New to climbing? Shoes shouldn’t hurt
From the get-go, I had so many people tell me “Your climbing shoes shouldn’t be comfortable” and when I complained that they were painful, “That’s how you know they fit right”. I’ve always hated this mentality. Granted, maybe it’s different for an aggressive climber, but for someone who does this for fun, joy, mild competitiveness between friends, and a bloody good workout, hurting feet is not something you look forward to. So why should your hobby cause you pain?!
The fact of the matter is, climbing shoes are to be used as a tool on the wall. If your feet and your shoes are aligned in perfect harmony, one can tell the other to do things that would normally not be possible in street shoes, flip flops, or your own birthday shoes. If you want to balance on a tiny rock, and you are in cahoots with your climbing shoes, they’ll make it happen for you. Climbing shoes can let you spidey up a wall with ease, lean at angles that would sink ships, and seemingly (but not actually) defy gravity. When you create space and movement between your feet and the shoes, this symbiosis is lost, and this is what ‘the pros’ mean when they tell you to suck it up and force your size 10s into baby shoes the shape of a banana. As long as they fit well, snuggly, and don’t allow your foot to move in critical situations, your new climbing shoes shouldn’t bring tears to your eyes.
What’s great about the Mythos climbing shoe?
I have narrow feet. Long, narrow, like a marrow. I used to get called golf club by my sister (only reason I don’t anymore is because I live 4000 miles away now). Regular shoes don’t fit me, and so maybe my first reason why I love the Mythos so much is a little weak – La Sportiva shoes are perfect for narrow feet.
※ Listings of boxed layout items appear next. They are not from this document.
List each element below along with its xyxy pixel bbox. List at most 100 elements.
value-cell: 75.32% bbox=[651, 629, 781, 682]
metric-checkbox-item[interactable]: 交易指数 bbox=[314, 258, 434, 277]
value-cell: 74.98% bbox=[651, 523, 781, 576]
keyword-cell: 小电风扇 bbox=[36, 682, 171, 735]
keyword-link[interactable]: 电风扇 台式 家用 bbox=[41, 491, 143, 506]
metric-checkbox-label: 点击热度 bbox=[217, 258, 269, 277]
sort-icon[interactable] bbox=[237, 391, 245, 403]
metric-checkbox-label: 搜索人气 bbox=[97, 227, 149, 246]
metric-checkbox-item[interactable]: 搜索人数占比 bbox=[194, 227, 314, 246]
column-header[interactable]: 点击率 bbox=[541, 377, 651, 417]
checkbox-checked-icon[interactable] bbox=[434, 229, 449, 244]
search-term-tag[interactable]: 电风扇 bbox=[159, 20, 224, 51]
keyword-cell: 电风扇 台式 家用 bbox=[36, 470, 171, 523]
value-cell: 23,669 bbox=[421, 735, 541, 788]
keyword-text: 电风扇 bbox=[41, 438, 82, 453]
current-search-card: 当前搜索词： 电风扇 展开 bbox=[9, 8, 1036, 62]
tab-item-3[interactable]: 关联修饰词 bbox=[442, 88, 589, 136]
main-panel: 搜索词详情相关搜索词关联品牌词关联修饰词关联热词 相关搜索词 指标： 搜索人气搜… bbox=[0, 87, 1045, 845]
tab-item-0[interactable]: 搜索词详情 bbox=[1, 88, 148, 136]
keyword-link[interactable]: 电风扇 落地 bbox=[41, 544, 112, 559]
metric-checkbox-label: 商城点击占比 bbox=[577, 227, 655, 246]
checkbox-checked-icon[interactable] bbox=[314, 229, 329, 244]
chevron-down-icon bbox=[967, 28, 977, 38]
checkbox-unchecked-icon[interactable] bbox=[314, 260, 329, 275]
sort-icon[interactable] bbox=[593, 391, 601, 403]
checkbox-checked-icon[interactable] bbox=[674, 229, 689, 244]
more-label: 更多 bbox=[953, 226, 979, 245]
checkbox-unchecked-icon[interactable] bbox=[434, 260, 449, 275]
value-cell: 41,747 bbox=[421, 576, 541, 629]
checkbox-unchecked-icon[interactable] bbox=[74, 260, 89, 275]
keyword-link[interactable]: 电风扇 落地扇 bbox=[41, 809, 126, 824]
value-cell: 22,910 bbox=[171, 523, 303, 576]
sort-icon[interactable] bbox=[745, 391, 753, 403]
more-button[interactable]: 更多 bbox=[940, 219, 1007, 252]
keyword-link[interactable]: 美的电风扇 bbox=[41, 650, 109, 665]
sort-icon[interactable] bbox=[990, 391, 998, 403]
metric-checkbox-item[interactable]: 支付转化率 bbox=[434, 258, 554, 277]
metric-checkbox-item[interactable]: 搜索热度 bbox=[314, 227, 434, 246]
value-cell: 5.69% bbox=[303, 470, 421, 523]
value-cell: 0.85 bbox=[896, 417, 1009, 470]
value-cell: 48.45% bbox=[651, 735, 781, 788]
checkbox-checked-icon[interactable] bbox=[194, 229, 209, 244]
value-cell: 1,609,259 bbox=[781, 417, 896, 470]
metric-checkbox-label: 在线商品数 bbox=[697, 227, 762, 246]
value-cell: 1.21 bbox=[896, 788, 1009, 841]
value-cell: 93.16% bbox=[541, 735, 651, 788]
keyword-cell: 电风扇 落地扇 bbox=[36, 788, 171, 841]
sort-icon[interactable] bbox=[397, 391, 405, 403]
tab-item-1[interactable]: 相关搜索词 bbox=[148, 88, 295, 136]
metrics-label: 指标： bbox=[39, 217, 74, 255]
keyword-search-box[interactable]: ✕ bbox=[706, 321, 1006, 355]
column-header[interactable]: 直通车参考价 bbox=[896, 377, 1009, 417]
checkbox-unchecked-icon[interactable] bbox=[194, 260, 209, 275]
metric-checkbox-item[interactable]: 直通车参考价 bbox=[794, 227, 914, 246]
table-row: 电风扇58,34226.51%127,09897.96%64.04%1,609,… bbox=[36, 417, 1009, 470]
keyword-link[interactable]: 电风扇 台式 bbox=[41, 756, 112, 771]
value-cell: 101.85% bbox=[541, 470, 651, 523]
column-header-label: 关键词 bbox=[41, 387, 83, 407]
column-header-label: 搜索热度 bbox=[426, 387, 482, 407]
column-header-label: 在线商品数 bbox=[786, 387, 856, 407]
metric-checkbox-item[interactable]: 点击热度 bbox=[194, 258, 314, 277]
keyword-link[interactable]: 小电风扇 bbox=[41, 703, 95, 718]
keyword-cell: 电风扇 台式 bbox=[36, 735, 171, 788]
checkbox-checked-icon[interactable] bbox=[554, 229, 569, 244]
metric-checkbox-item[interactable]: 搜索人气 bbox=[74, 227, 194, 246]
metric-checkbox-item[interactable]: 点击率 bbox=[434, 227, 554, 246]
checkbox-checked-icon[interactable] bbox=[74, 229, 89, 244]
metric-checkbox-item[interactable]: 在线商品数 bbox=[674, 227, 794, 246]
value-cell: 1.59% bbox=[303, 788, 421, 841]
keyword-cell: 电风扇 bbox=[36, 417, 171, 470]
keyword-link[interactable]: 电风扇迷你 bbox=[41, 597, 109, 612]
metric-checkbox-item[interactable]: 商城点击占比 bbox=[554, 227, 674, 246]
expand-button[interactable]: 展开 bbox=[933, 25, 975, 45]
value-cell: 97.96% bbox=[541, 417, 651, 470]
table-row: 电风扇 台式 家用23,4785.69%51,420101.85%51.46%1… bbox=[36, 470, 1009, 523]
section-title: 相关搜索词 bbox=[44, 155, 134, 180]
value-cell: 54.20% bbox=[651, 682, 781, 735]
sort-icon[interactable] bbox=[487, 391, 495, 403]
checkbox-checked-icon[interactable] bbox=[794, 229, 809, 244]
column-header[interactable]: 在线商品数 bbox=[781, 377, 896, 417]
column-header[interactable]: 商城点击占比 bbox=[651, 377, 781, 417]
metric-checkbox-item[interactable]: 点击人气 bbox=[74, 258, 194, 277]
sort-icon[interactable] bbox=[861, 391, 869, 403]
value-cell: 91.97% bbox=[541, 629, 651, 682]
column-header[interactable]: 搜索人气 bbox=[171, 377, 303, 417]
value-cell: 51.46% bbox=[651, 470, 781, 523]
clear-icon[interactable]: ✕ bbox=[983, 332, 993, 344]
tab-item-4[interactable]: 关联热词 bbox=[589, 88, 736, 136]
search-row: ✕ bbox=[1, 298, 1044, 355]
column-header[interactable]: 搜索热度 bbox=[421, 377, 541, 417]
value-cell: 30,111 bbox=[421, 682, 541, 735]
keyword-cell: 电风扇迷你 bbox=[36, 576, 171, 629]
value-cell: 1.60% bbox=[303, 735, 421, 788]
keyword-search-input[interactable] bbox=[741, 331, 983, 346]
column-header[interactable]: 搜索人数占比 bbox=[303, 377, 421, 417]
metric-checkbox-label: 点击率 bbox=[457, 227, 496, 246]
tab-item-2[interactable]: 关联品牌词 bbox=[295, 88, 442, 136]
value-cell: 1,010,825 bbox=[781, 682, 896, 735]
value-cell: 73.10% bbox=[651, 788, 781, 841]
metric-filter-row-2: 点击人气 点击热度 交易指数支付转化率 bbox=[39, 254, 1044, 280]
But that’s not all. They’re really soft from the outset. This does mean they stretch quite a lot, so be warned that you will want to size down quite a bit from your street shoe size, and you might need to start off in them tighter than you’d prefer, but once you get them broken in they are a delight. They grip, they have a low profile which makes it good with smaller cracks and footing opportunities, and they don’t smell. Best of all, while all your friends are complaining and taking their shoes off between climbs, these are comfortable enough to keep on for the whole session.
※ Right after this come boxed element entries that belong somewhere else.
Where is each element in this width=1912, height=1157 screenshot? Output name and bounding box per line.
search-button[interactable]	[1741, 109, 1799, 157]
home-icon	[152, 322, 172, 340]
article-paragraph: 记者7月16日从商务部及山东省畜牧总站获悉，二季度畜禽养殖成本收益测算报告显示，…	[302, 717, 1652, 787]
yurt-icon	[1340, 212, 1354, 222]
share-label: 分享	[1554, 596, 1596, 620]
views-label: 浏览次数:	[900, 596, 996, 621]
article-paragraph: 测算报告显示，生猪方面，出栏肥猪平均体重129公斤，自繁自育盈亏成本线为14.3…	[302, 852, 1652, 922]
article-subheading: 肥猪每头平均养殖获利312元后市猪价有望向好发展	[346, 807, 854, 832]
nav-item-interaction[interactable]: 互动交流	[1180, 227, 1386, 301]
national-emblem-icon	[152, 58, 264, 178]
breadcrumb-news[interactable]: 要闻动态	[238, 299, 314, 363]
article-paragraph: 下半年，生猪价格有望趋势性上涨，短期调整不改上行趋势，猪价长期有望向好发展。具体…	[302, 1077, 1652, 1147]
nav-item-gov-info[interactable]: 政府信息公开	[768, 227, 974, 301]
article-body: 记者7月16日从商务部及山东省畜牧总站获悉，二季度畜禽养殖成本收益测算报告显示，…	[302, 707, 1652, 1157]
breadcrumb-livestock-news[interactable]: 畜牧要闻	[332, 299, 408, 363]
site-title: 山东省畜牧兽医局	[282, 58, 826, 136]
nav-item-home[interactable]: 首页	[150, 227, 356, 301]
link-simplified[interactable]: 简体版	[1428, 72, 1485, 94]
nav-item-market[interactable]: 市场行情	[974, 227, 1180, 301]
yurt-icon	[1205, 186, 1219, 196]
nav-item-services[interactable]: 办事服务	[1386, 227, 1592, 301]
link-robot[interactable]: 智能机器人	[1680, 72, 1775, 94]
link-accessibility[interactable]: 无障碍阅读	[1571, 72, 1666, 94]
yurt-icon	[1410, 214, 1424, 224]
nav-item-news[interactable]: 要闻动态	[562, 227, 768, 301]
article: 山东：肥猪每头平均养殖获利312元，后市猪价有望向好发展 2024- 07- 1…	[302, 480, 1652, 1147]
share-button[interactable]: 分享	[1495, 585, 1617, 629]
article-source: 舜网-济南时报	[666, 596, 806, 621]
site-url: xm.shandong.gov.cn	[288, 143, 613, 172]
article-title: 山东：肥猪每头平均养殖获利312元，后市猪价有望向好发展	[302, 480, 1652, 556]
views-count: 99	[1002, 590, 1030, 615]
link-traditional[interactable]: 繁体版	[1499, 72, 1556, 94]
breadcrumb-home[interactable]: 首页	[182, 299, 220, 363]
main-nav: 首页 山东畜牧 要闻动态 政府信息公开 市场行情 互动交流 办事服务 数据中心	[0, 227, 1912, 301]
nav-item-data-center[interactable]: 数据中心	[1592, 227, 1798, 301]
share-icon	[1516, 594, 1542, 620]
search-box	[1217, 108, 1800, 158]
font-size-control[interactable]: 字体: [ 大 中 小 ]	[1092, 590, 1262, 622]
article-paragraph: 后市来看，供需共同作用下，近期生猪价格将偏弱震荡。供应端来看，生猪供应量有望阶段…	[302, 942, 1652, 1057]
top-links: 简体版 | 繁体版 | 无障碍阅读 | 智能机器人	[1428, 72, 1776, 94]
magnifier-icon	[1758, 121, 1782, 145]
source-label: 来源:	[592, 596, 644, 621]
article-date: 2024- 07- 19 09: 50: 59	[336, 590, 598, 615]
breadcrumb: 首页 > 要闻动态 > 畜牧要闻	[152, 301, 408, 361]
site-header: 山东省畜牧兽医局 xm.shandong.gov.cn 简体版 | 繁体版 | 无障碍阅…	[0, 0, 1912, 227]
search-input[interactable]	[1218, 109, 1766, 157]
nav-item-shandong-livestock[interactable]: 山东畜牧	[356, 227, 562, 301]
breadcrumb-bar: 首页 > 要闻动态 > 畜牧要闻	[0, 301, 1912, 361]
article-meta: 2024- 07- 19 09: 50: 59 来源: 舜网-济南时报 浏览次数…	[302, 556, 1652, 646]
My other pairs of climbing shoes
Any good climber will have a number of climbing shoes on rotation; some for bouldering, others for sport climbs, a pair for outdoors, and a couple of sets for switching out so people think you know what you’re doing. Well I have two pairs; my Mythos and…. some Mythos! This is my second pair as I wore through the first pair in record time. I’m going to get them patched up so I will have two lots in rotation.
Prior to my La Sportiva obsession, my very first climbing shoe was the Evolv Rockstar. Any REI staff member will suppress a giggle when they tell you that Evolv, well, aren’t particularly great shoes. I kinda liked mine, even though they were smelly as all hell, and didn’t grip that well to the wall. Oh, and they were hot pink because that’s apparently how you make things appeal to women. But they wore out quickly, and they weren’t a particularly great fit on my beanpole feet, so I looked at other options.
Will I continue to climb in the Mythos?
Yes! I absolutely love this shoe! We’ve recently started going to Obed and exploring the outdoor bouldering there, and as my requirements are continually changing, the Mythos continues to fit the bill. I do kinda wish they were velcro so I could slip them off easier, but other than that, they still haven’t found a way to let me down.